Biological sciences encompass all-natural science disciplines that investigate various aspects of life. This concept spans microorganisms, animals, and plants, and includes anatomy, physiology, cell biology, biochemistry, and biophysics.
The oldest foundations of science, including medicine, may be traced to ancient Egypt and Mesopotamia between 3000 and 1200 BCE. Their contributions afterward impacted Greek natural philosophy throughout the rest of antiquity.
Ancient Greek philosophers such as Aristotle (384–322 BCE) and others made major contributions to the development of biological knowledge.

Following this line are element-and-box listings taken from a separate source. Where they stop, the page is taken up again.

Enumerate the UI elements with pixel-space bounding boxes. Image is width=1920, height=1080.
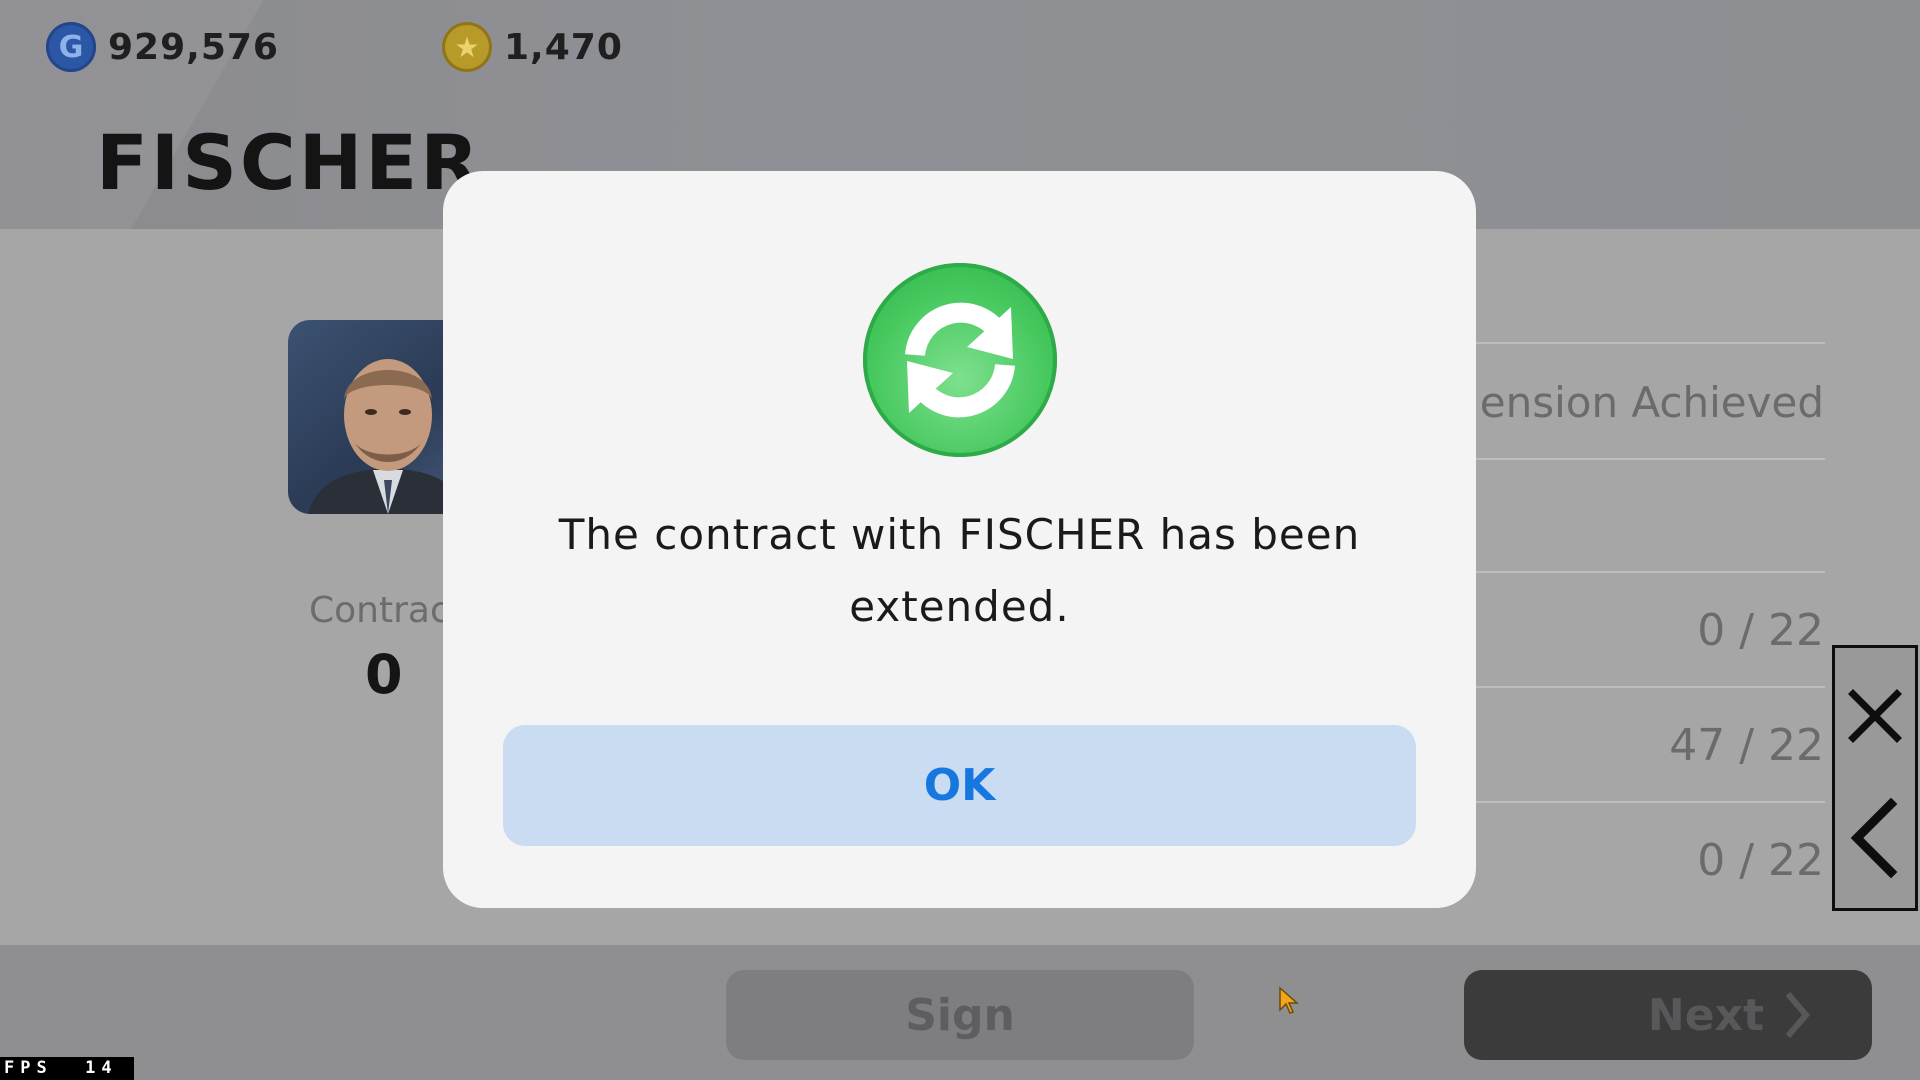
close-icon bbox=[1848, 689, 1902, 743]
coin-balance: ★ 1,470 bbox=[442, 22, 623, 72]
side-controls bbox=[1832, 645, 1918, 911]
gp-balance: G 929,576 bbox=[46, 22, 279, 72]
ok-button-label: OK bbox=[923, 760, 996, 811]
fps-counter: FPS 14 bbox=[0, 1057, 134, 1080]
dialog-message: The contract with FISCHER has been exten… bbox=[558, 510, 1361, 631]
row-divider bbox=[1440, 342, 1825, 344]
chevron-left-icon bbox=[1850, 798, 1898, 878]
star-coin-icon: ★ bbox=[442, 22, 492, 72]
stat-value: 0 / 22 bbox=[1697, 605, 1824, 656]
row-divider bbox=[1440, 801, 1825, 803]
chevron-right-icon bbox=[1785, 992, 1810, 1038]
player-name-title: FISCHER bbox=[96, 118, 482, 207]
contract-value: 0 bbox=[365, 643, 403, 706]
coin-value: 1,470 bbox=[504, 26, 623, 68]
mouse-cursor-icon bbox=[1279, 986, 1299, 1014]
close-button[interactable] bbox=[1835, 656, 1915, 776]
next-button[interactable]: Next bbox=[1464, 970, 1872, 1060]
row-divider bbox=[1440, 571, 1825, 573]
contract-extended-dialog: The contract with FISCHER has been exten… bbox=[443, 171, 1476, 908]
contract-label: Contrac bbox=[309, 590, 450, 631]
extension-achieved-text: ension Achieved bbox=[1479, 378, 1824, 427]
back-button[interactable] bbox=[1835, 778, 1915, 898]
stat-value: 0 / 22 bbox=[1697, 835, 1824, 886]
sign-button[interactable]: Sign bbox=[726, 970, 1194, 1060]
gp-coin-icon: G bbox=[46, 22, 96, 72]
refresh-icon bbox=[863, 263, 1057, 457]
gp-value: 929,576 bbox=[108, 26, 279, 68]
row-divider bbox=[1440, 458, 1825, 460]
next-button-label: Next bbox=[1647, 989, 1764, 1041]
sign-button-label: Sign bbox=[905, 989, 1015, 1041]
stat-value: 47 / 22 bbox=[1669, 720, 1824, 771]
row-divider bbox=[1440, 686, 1825, 688]
ok-button[interactable]: OK bbox=[503, 725, 1416, 846]
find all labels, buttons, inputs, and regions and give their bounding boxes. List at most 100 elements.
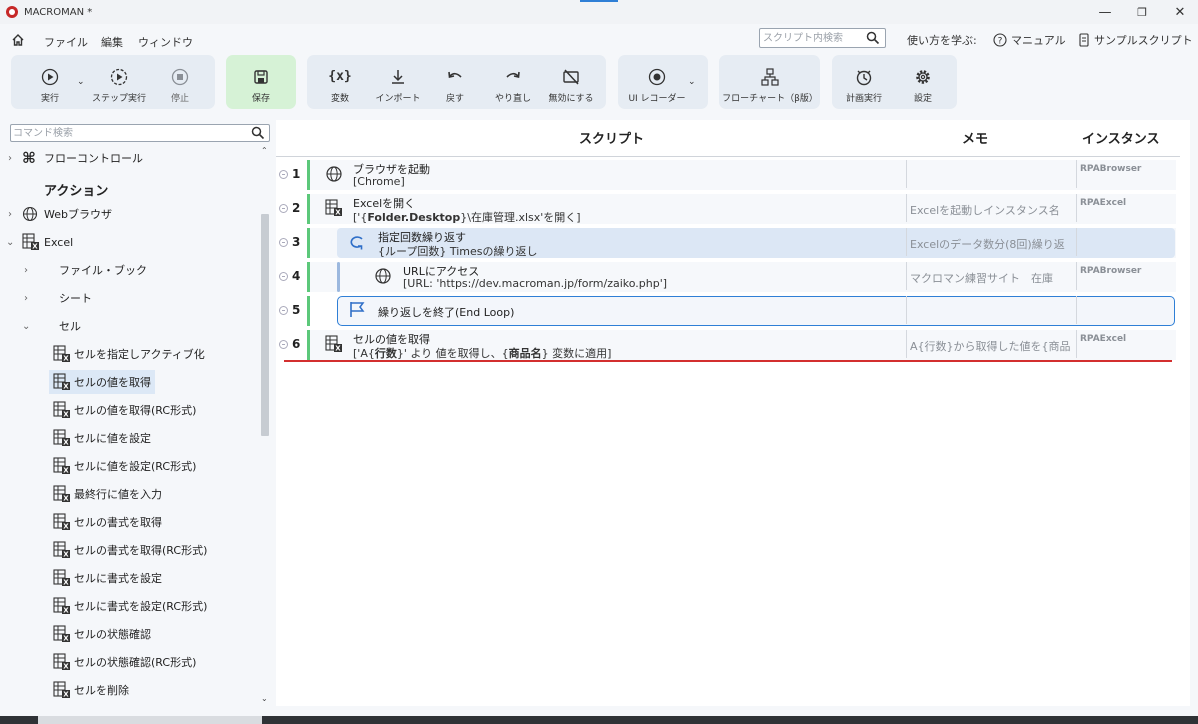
memo-cell[interactable] [906, 160, 1074, 188]
play-icon [41, 68, 59, 86]
command-search-box[interactable] [10, 124, 270, 142]
sidebar-scrollbar[interactable]: ⌃ ⌄ [259, 146, 271, 706]
variable-button[interactable]: {x} 変数 [325, 55, 355, 109]
command-item[interactable]: X セルに値を設定 [49, 426, 155, 450]
redo-label: やり直し [494, 94, 531, 104]
script-row[interactable]: 3 指定回数繰り返す {ループ回数} Timesの繰り返し Excelのデータ数… [276, 226, 1178, 258]
variable-name: Folder.Desktop [367, 211, 461, 224]
recorder-dropdown-chevron-icon[interactable]: ⌄ [688, 77, 696, 87]
excel-icon: X [22, 233, 39, 251]
disable-button[interactable]: 無効にする [547, 55, 595, 109]
command-item[interactable]: X セルの値を取得 [49, 370, 155, 394]
scroll-up-icon[interactable]: ⌃ [261, 146, 268, 155]
collapse-circle-icon[interactable] [279, 203, 288, 213]
command-item[interactable]: X セルの状態確認(RC形式) [49, 650, 200, 674]
command-item-label: 最終行に値を入力 [74, 488, 162, 501]
memo-cell[interactable]: Excelを起動しインスタンス名 [906, 194, 1074, 222]
menu-file[interactable]: ファイル [44, 34, 88, 50]
step-run-button[interactable]: ステップ実行 [91, 55, 147, 109]
svg-text:X: X [63, 383, 69, 391]
collapse-circle-icon[interactable] [279, 169, 288, 179]
command-item[interactable]: X セルの状態確認 [49, 622, 155, 646]
script-row[interactable]: 6 X セルの値を取得 ['A{行数}' より 値を取得し、{商品名} 変数に適… [276, 328, 1178, 360]
run-label: 実行 [40, 94, 59, 104]
row-number: 4 [279, 269, 307, 283]
command-item[interactable]: X セルに書式を設定(RC形式) [49, 594, 211, 618]
command-item[interactable]: X セルを指定しアクティブ化 [49, 342, 209, 366]
tree-web-browser[interactable]: › Webブラウザ [0, 202, 256, 226]
tree-excel-label: Excel [44, 235, 74, 249]
run-dropdown-chevron-icon[interactable]: ⌄ [77, 77, 85, 87]
collapse-circle-icon[interactable] [279, 237, 288, 247]
memo-cell[interactable] [906, 296, 1074, 324]
learn-label: 使い方を学ぶ: [907, 34, 977, 47]
excel-icon: X [53, 373, 70, 391]
command-item-label: セルの状態確認 [74, 628, 151, 641]
stop-button[interactable]: 停止 [166, 55, 194, 109]
memo-cell[interactable]: Excelのデータ数分(8回)繰り返 [906, 228, 1074, 256]
command-item[interactable]: X セルの書式を取得 [49, 510, 166, 534]
menu-window[interactable]: ウィンドウ [138, 34, 193, 50]
tree-file-book[interactable]: › ファイル・ブック [0, 258, 256, 282]
scrollbar-thumb[interactable] [261, 214, 269, 436]
tree-excel[interactable]: ⌄ X Excel [0, 230, 256, 254]
command-param: ['A{行数}' より 値を取得し、{商品名} 変数に適用] [353, 347, 612, 360]
import-button[interactable]: インポート [372, 55, 424, 109]
settings-button[interactable]: 設定 [910, 55, 936, 109]
stop-label: 停止 [170, 94, 189, 104]
script-row[interactable]: 5 繰り返しを終了(End Loop) [276, 294, 1178, 326]
excel-icon: X [53, 485, 70, 503]
script-search-box[interactable] [759, 28, 886, 48]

His naturalist tendencies were evident in his early publications, such as History of Animals, and his more empirical works on biological causation and life diversity. Aristotle’s successor at the Lyceum, Theophrastus, wrote a series of writings on botany that are still considered the most important.
Biological sciences cover a wide range of topics related to the study of living creatures and the science of ‘life.’ Biologists can investigate life at many different levels of structure. From a cell’s molecular biology through the morphology and physiology of plants and animals and population evolution.
As a result, biology is divided into several subdisciplines, each of which is defined by the nature of its study objectives and the instruments it employs. Biologists, like other scientists, utilize the scientific method to make observations, ask questions, create hypotheses, conduct experiments, and draw conclusions about the world.
Biological science is a really important field of science. It gives us knowledge about the biological changes happening around us and the technological advancements made by the field.